Mercado

Oferta de cana menor que a prevista

As principais consultorias especializadas em açúcar e álcool do país concordam em um ponto: a safra 2005/06 de cana-de-açúcar do Brasil será menor que a projetada no início do ano por conta do clima seco, que prejudicou o desenvolvimento da matéria-prima nas principais regiões produtoras do país. As divergências entre essas consultorias, contudo, giram em torno do tamanho da safra.

A Job Economia reviu seus números para a safra 2005/06 e reduziu suas estimativas de produção de cana para o Centro-Sul de 364 milhões para 357 milhões de toneladas. Em relação à safra passada, a produção será 8,8% maior. A Datagro trabalha com uma produção de 353 milhões de toneladas. A Unica (que representa as usinas) estima volumes entre 345 milhões e 350 milhões de toneladas.
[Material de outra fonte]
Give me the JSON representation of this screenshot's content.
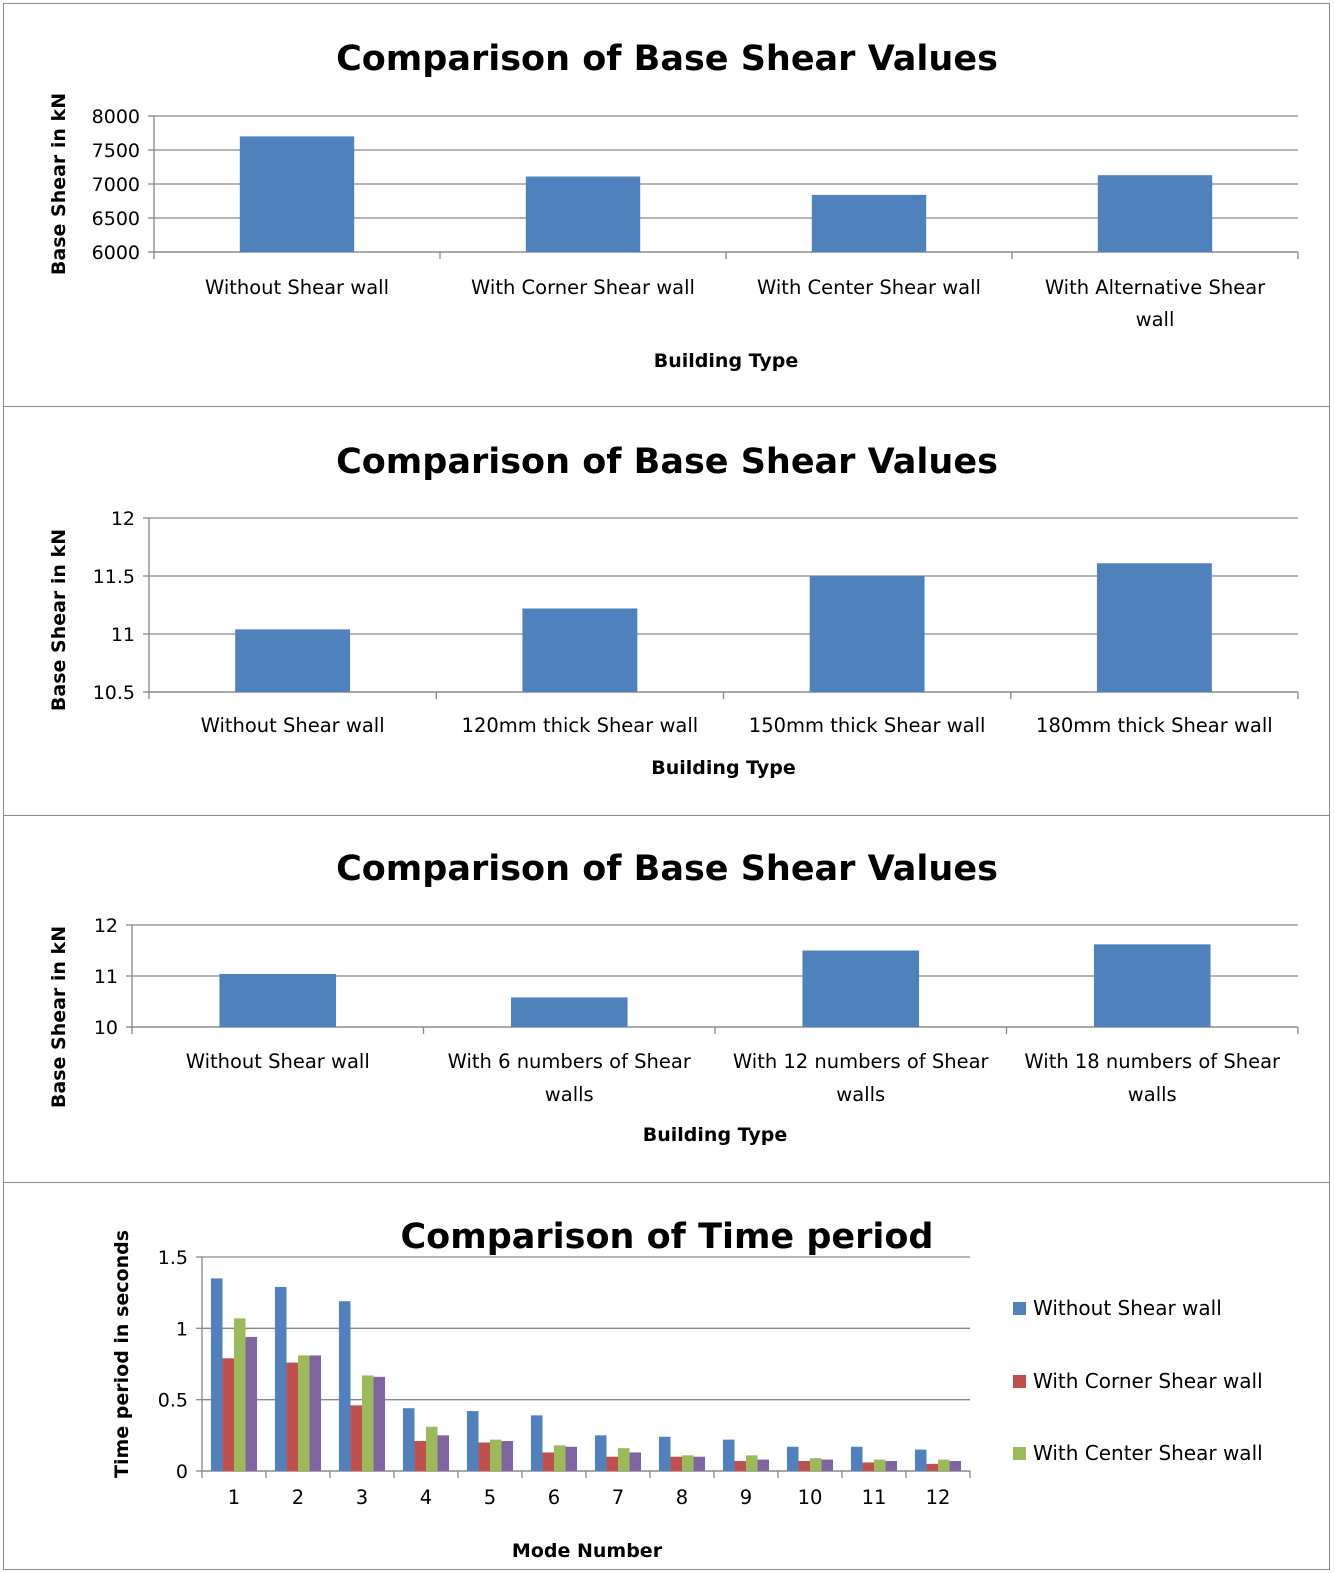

A quebra da produção de cana no Brasil reforça a tendência altista para os preços do açúcar no mercado internacional, em um momento que a demanda está aquecida para álcool. As usinas brasileiras estão destinando boa parte de sua produção de cana para o combustível, reduzindo a participação do açúcar. A Job prevê que a oferta de açúcar no Centro-Sul será de 24,2 milhões de toneladas, ante os 25 milhões previstos anteriormente, mas 9,5% acima da safra 2004/05. A produção de álcool na região será de 15,2 bilhões de litros, ante os 15 bilhões anteriores, 12,1% acima de 2004/05.
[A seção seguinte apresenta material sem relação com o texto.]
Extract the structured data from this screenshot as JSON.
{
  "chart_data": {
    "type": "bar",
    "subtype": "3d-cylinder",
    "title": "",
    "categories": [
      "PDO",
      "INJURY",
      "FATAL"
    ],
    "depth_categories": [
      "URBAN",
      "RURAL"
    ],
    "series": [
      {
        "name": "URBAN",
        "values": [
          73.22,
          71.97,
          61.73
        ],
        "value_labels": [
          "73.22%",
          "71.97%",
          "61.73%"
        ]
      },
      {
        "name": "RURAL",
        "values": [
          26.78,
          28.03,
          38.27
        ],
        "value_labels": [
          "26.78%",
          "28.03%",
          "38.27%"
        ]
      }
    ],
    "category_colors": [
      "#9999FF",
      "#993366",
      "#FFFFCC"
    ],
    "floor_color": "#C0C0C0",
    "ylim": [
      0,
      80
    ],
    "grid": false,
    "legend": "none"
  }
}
É neste clima otimista que empresários do setor sucroalcooleiro dos principais países produtores reúnem-se, na próxima semana, durante a 3ª do Sugar Week, no Brasil. O setor discutirá as perspectivas para 2005 e 2006.

No Brasil, as perspectivas para preços são igualmente otimistas. O aumento da demanda por açúcar e álcool, nos mercados interno e externo, indica uma entressafra com preços mais firmes que os atuais, disse Júlio Maria Martins Borges, da Job. Para o mercado externo, a Job prevê que as usinas do país exportem 19,3 milhões de toneladas de açúcar, 13,9% mais que em 2004/05, e 2,2 bilhões de litros de álcool, 13,4% menos que 2004/05.

Os preços firmes na entressafra refletem uma oferta apertada de açúcar e álcool no período, segundo Martins Borges. Os estoques de passagem de álcool para abril de 2006 estão estimados entre 400 milhões a 500 milhões de litros. Na safra passada, esses estoques estavam entre 300 milhões e 400 milhões de litros. Para açúcar, os estoques devem ser entre 300 mil a 400 mil toneladas, metade do volume da safra passada. “Mas não haverá problema com abastecimento porque a colheita tem sido antecipada.”